The phone call comes one evening as you are reviewing an interesting article in the latest issue of the Journal . It’s your neighbor, who tells you that his wife Susan is now in braces. You swallow once, wondering why Susan didn’t seek your opinion. Evidently, Susan had responded to a mailed advertisement from an orthodontist who practices in a nearby dental group. After a brief examination, Susan left the orthodontist’s office that same day with full brackets on both arches and an archwire in place. You ask whether x-rays and images or casts of the teeth were produced at that appointment. Your neighbor responds that only a few photographs and a radiograph of the teeth were made, but the brackets went on even before the radiograph was brought to the operatory for the doctor’s review. A treatment coordinator told Susan that she “needed full braces as soon as possible.” The financial contract was signed, and the brackets were placed. The entire appointment lasted less than an hour. Susan said that the staff assured her that she was doing the right thing, so she decided to proceed with immediate treatment to minimize lost work time.
As your neighbor recounts the story, you recall that Susan had lost a few teeth several years ago because of periodontal involvement. Your neighbor is concerned that no collaboration with her periodontist occurred. Susan said that the informed consent discussion was too brief to be understood, and her idea of her overall treatment plan was sketchy at best. Your neighbor asks whether this is the new standard of orthodontic care.

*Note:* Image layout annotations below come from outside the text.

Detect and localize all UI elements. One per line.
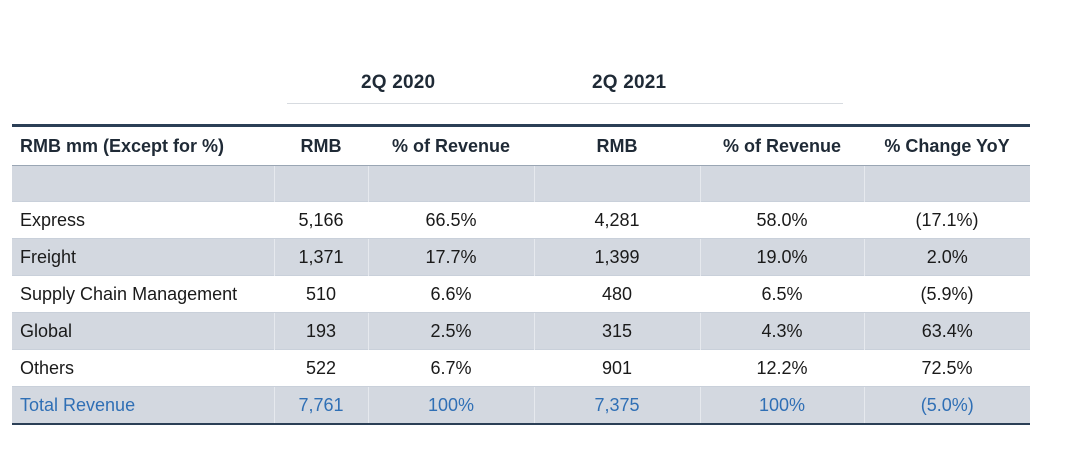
rmb-2020-cell: 510: [274, 275, 368, 313]
column-header-rmb-2020: RMB: [274, 124, 368, 166]
table-header-row: RMB mm (Except for %) RMB % of Revenue R…: [12, 124, 1030, 166]
rmb-2021-cell: 4,281: [534, 201, 700, 239]
pct-change-yoy-cell: 72.5%: [864, 349, 1030, 387]
rmb-2020-cell: 522: [274, 349, 368, 387]
pct-revenue-2020-cell: 6.7%: [368, 349, 534, 387]
total-rmb-2021-cell: 7,375: [533, 386, 700, 425]
row-label: Global: [12, 312, 274, 350]
rmb-2020-cell: 193: [273, 312, 368, 350]
revenue-breakdown-table: RMB mm (Except for %) RMB % of Revenue R…: [12, 124, 1030, 425]
pct-revenue-2021-cell: 58.0%: [700, 201, 864, 239]
total-revenue-row: Total Revenue 7,761 100% 7,375 100% (5.0…: [12, 386, 1030, 425]
pct-revenue-2021-cell: 19.0%: [699, 238, 864, 276]
pct-change-yoy-cell: 63.4%: [863, 312, 1030, 350]
total-pct-revenue-2020-cell: 100%: [367, 386, 534, 425]
table-row: Freight 1,371 17.7% 1,399 19.0% 2.0%: [12, 238, 1030, 276]
period-header-2q-2020: 2Q 2020: [361, 72, 436, 93]
rmb-2021-cell: 1,399: [533, 238, 700, 276]
total-rmb-2020-cell: 7,761: [273, 386, 368, 425]
pct-change-yoy-cell: (17.1%): [864, 201, 1030, 239]
pct-revenue-2021-cell: 6.5%: [700, 275, 864, 313]
pct-revenue-2021-cell: 12.2%: [700, 349, 864, 387]
pct-revenue-2020-cell: 17.7%: [367, 238, 534, 276]
table-row: Supply Chain Management 510 6.6% 480 6.5…: [12, 275, 1030, 313]
pct-revenue-2021-cell: 4.3%: [699, 312, 864, 350]
table-row: Express 5,166 66.5% 4,281 58.0% (17.1%): [12, 201, 1030, 239]
column-header-pct-revenue-2021: % of Revenue: [700, 124, 864, 166]
pct-change-yoy-cell: (5.9%): [864, 275, 1030, 313]
column-header-pct-revenue-2020: % of Revenue: [368, 124, 534, 166]
rmb-2021-cell: 315: [533, 312, 700, 350]
total-pct-change-yoy-cell: (5.0%): [863, 386, 1030, 425]
rmb-2021-cell: 901: [534, 349, 700, 387]
column-header-label: RMB mm (Except for %): [12, 124, 274, 166]
column-header-pct-change-yoy: % Change YoY: [864, 124, 1030, 166]
period-header-2q-2021: 2Q 2021: [592, 72, 667, 93]
row-label: Freight: [12, 238, 274, 276]
period-header-divider: [287, 103, 843, 104]
total-row-label: Total Revenue: [12, 386, 274, 425]
pct-revenue-2020-cell: 6.6%: [368, 275, 534, 313]
table-row: Global 193 2.5% 315 4.3% 63.4%: [12, 312, 1030, 350]
row-label: Supply Chain Management: [12, 275, 274, 313]
row-label: Express: [12, 201, 274, 239]
rmb-2020-cell: 1,371: [273, 238, 368, 276]
pct-revenue-2020-cell: 66.5%: [368, 201, 534, 239]
table-row: Others 522 6.7% 901 12.2% 72.5%: [12, 349, 1030, 387]
row-label: Others: [12, 349, 274, 387]
rmb-2021-cell: 480: [534, 275, 700, 313]
rmb-2020-cell: 5,166: [274, 201, 368, 239]
pct-revenue-2020-cell: 2.5%: [367, 312, 534, 350]
pct-change-yoy-cell: 2.0%: [863, 238, 1030, 276]
total-pct-revenue-2021-cell: 100%: [699, 386, 864, 425]
column-header-rmb-2021: RMB: [534, 124, 700, 166]
table-spacer-row: [12, 165, 1030, 202]
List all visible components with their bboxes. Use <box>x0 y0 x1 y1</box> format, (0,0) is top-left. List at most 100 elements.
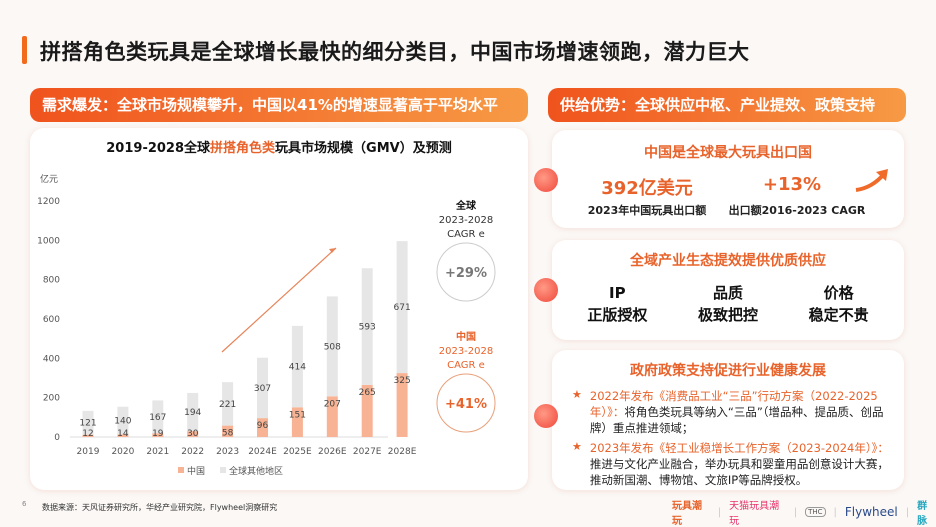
global-cagr-circle <box>436 242 496 302</box>
bar-china <box>187 431 199 437</box>
bar-other <box>291 325 303 408</box>
china-cagr-value: +41% <box>445 397 487 412</box>
bar-other <box>152 400 164 434</box>
bar-other <box>361 268 373 385</box>
data-source: 数据来源：天风证券研究所，华经产业研究院，Flywheel洞察研究 <box>42 503 278 512</box>
legend-label-china: 中国 <box>187 465 205 477</box>
cagr-value: +13% <box>762 174 822 195</box>
title-accent <box>22 36 27 64</box>
china-cagr-period: 2023-2028 <box>439 346 494 357</box>
y-tick-label: 1000 <box>37 236 60 246</box>
trend-arrow <box>221 247 337 353</box>
supply-item-price: 价格 稳定不贵 <box>808 284 869 324</box>
decor-dot <box>534 278 558 302</box>
decor-dot <box>534 404 558 428</box>
data-label-china: 30 <box>187 429 199 439</box>
export-card: 中国是全球最大玩具出口国 392亿美元 2023年中国玩具出口额 +13% 出口… <box>552 130 904 228</box>
data-label-other: 194 <box>184 408 201 418</box>
chart-title: 2019-2028全球拼搭角色类玩具市场规模（GMV）及预测 <box>106 140 451 156</box>
trend-up-arrow-icon <box>855 169 888 192</box>
y-tick-label: 800 <box>43 276 60 286</box>
right-header: 供给优势：全球供应中枢、产业提效、政策支持 <box>548 88 906 122</box>
bar-other <box>257 357 268 419</box>
page-number: 6 <box>22 500 27 508</box>
policy-item: ★ 2022年发布《消费品工业“三品”行动方案（2022-2025年）》：将角色… <box>572 388 884 435</box>
supply-item-quality: 品质 极致把控 <box>697 284 758 324</box>
logo: Flywheel <box>844 505 898 519</box>
star-icon: ★ <box>572 440 582 453</box>
bar-china <box>291 407 303 437</box>
legend-swatch-other <box>220 467 226 473</box>
y-tick-label: 0 <box>54 433 60 443</box>
data-label-china: 12 <box>82 429 93 439</box>
data-label-china: 265 <box>359 388 376 398</box>
bar-china <box>222 425 234 437</box>
logo-strip: 玩具潮玩 | 天猫玩具潮玩 | THC | Flywheel | 群脉 <box>672 497 936 527</box>
data-label-other: 414 <box>289 363 306 373</box>
data-label-china: 151 <box>289 410 306 420</box>
data-label-other: 167 <box>149 413 166 423</box>
legend-label-other: 全球其他地区 <box>229 465 283 477</box>
logo: 天猫玩具潮玩 <box>729 501 780 527</box>
china-cagr-label: 中国 <box>456 330 476 343</box>
global-cagr-period: 2023-2028 <box>439 215 494 226</box>
card-title: 政府政策支持促进行业健康发展 <box>630 363 826 379</box>
bar-china <box>117 434 129 437</box>
bar-other <box>187 392 199 432</box>
data-label-other: 140 <box>114 416 131 426</box>
card-title: 全域产业生态提效提供优质供应 <box>630 253 826 269</box>
policy-card: 政府政策支持促进行业健康发展 ★ 2022年发布《消费品工业“三品”行动方案（2… <box>552 350 904 490</box>
china-cagr-circle <box>436 373 496 433</box>
logo: 群脉 <box>917 501 928 527</box>
data-label-china: 96 <box>257 421 269 431</box>
x-tick-label: 2022 <box>181 447 204 457</box>
x-tick-label: 2019 <box>77 447 100 457</box>
data-label-china: 207 <box>324 399 341 409</box>
data-label-china: 58 <box>222 429 234 439</box>
left-header: 需求爆发：全球市场规模攀升，中国以41%的增速显著高于平均水平 <box>30 88 528 122</box>
policy-item: ★ 2023年发布《轻工业稳增长工作方案（2023-2024年）》：推进与文化产… <box>572 440 889 487</box>
decor-dot <box>534 168 558 192</box>
data-label-other: 508 <box>324 342 341 352</box>
x-tick-label: 2026E <box>318 447 347 457</box>
x-tick-label: 2023 <box>216 447 239 457</box>
x-tick-label: 2021 <box>146 447 169 457</box>
y-tick-label: 600 <box>43 315 60 325</box>
global-cagr-metric: CAGR e <box>447 229 485 240</box>
y-tick-label: 400 <box>43 354 60 364</box>
bar-other <box>82 410 94 435</box>
card-title: 中国是全球最大玩具出口国 <box>644 145 812 161</box>
data-label-china: 325 <box>394 376 411 386</box>
data-label-china: 19 <box>152 429 164 439</box>
supply-item-ip: IP 正版授权 <box>587 284 648 324</box>
x-tick-label: 2025E <box>283 447 312 457</box>
bar-china <box>257 418 268 437</box>
bar-other <box>326 296 338 397</box>
y-axis-label: 亿元 <box>40 173 58 185</box>
legend-swatch-china <box>178 467 184 473</box>
bar-other <box>222 382 234 426</box>
bar-other <box>396 241 408 374</box>
chart-card: 2019-2028全球拼搭角色类玩具市场规模（GMV）及预测亿元 0 200 400 6… <box>30 128 528 490</box>
star-icon: ★ <box>572 388 582 401</box>
bar-china <box>396 373 408 437</box>
x-tick-label: 2027E <box>353 447 382 457</box>
china-cagr-metric: CAGR e <box>447 360 485 371</box>
data-label-other: 121 <box>79 419 96 429</box>
logo: THC <box>805 507 826 517</box>
y-tick-label: 200 <box>43 394 60 404</box>
export-value: 392亿美元 <box>601 178 693 199</box>
bar-china <box>361 384 373 437</box>
y-tick-label: 1200 <box>37 197 60 207</box>
supply-card: 全域产业生态提效提供优质供应 IP 正版授权 品质 极致把控 价格 稳定不贵 <box>552 240 904 340</box>
data-label-other: 307 <box>254 384 271 394</box>
trend-arrowhead <box>329 248 336 253</box>
bar-china <box>152 433 164 437</box>
data-label-other: 221 <box>219 400 236 410</box>
cagr-label: 出口额2016-2023 CAGR <box>728 204 866 217</box>
bar-other <box>117 406 129 435</box>
x-tick-label: 2024E <box>248 447 277 457</box>
x-tick-label: 2028E <box>388 447 417 457</box>
global-cagr-label: 全球 <box>455 199 477 212</box>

There appear to be several concerns associated with this style of orthodontic care delivery. The patient is not only denied a thorough diagnosis and thoughtful treatment planning, but also deprived of dental or medical collaboration when needed. The time spent with the doctor is minimized given the priority of accomplishing multiple procedures in a short time, limiting the opportunity to establish trust and confidence in the doctor. The patient can barely discuss her case and assert her autonomy regarding her treatment choice—including her ability to decline treatment altogether. Perhaps that is this orthodontist’s greatest fear.

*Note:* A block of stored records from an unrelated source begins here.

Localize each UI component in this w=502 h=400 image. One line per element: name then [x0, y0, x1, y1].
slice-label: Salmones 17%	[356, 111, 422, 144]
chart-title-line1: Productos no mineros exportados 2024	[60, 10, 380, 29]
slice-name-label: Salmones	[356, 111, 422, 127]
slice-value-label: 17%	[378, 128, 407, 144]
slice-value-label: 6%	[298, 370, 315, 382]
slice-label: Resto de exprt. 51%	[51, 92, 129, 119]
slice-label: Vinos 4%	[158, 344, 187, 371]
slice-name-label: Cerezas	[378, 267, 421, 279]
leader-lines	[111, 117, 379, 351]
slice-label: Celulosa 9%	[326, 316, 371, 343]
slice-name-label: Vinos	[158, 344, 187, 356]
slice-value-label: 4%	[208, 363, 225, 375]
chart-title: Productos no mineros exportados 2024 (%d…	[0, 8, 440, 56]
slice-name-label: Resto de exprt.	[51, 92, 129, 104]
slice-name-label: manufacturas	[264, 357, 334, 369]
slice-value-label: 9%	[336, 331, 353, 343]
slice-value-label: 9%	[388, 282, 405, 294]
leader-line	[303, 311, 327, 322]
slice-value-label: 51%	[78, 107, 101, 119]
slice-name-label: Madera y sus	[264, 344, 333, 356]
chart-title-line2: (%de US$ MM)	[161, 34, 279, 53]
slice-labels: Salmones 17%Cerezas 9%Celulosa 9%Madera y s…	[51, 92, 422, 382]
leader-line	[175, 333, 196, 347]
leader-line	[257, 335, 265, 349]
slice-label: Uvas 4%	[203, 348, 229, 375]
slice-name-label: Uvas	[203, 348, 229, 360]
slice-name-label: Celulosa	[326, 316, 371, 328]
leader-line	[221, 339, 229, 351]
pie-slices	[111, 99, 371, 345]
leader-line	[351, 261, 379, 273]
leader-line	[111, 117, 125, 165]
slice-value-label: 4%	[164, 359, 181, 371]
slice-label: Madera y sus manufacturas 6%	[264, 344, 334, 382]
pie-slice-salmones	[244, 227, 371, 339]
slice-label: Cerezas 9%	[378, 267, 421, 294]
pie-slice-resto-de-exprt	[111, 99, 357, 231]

There are additional concerns. Nothing trumps a carefully documented, thorough clinical examination. However, our mental recall of the intricacies of a case, even those that appear to be routine, can become vague. Documentation of the patient’s initial presentation can reveal nuances that are too subtle to determine at first glance. Consider pretreatment internal root resorption or a significant centric occlusion-centric relation discrepancy that is initially undetected. Either might become critical once treatment proceeds. Visual and tactile recalls are thus essential for comparison of the future status and case progress—or lack thereof.
Pristine records also provide an introspective evaluation of a treatment result for pretreatment and posttreatment comparisons. The patient’s metamorphosis in treatment and growth is sometimes too gradual and subtle to recognize. This can be especially true when control of a case falters or growth proceeds unfavorably.
As most boarded orthodontists know, self-assessment can be an enlightening educational experience. And in the clinical research arena, treatment outcome fully depends on access to quality records. From a forensic perspective, complete diagnostic and treatment records documenting the orthodontist’s attention to the patient’s needs and desires are key in legal defense, if questions arise.
The value of quality diagnostic records has even more expansive consequences. One of the most common reasons for rejection of case reports submitted for publication to the AJO-DO is inadequate quality or content of the records (Rolf Behrents, personal communication, February 26, 2016). Publication of case reports depends on several factors, but accurate and thorough documentation of pretreatment and posttreatment conditions is indispensable.
Diagnostic orthodontic records for publication in the Journal must include, but are not limited to, the following: (1) extraoral and intraoral photographs; (2) a panoramic radiograph and periapical radiographs where indicated; (3) diagnostic casts, either plaster, digital, or stereolithic; (4) diagnostic setup casts, created from either secondary initial casts or digital setups; (5) lateral cephalograms and cone-beam computed technology images when diagnostically indicated; and (6) initial and final cephalometric tracings with superimpositions.
Your reply to your neighbor might include your recognition that it is indisputable that business philosophies vary among practitioners. However, the fundamentals of patient care are immutable and have not changed appreciably since we were educated in the delivery of orthodontic specialty care. Patients will always be entitled to the presentation of a thorough diagnosis, followed by treatment options ranging from the most optimal to no treatment at all. Informed consent must be delivered in a relaxed atmosphere with ample time for questions and answers. Collaboration with other practitioners on behalf of many adult patients is imperative before a single tooth is moved. This should be followed by thorough disclosure of surgical, restorative, and periodontal needs, including costs. A bit of prudence before treatment begins might avert a big surprise after treatment.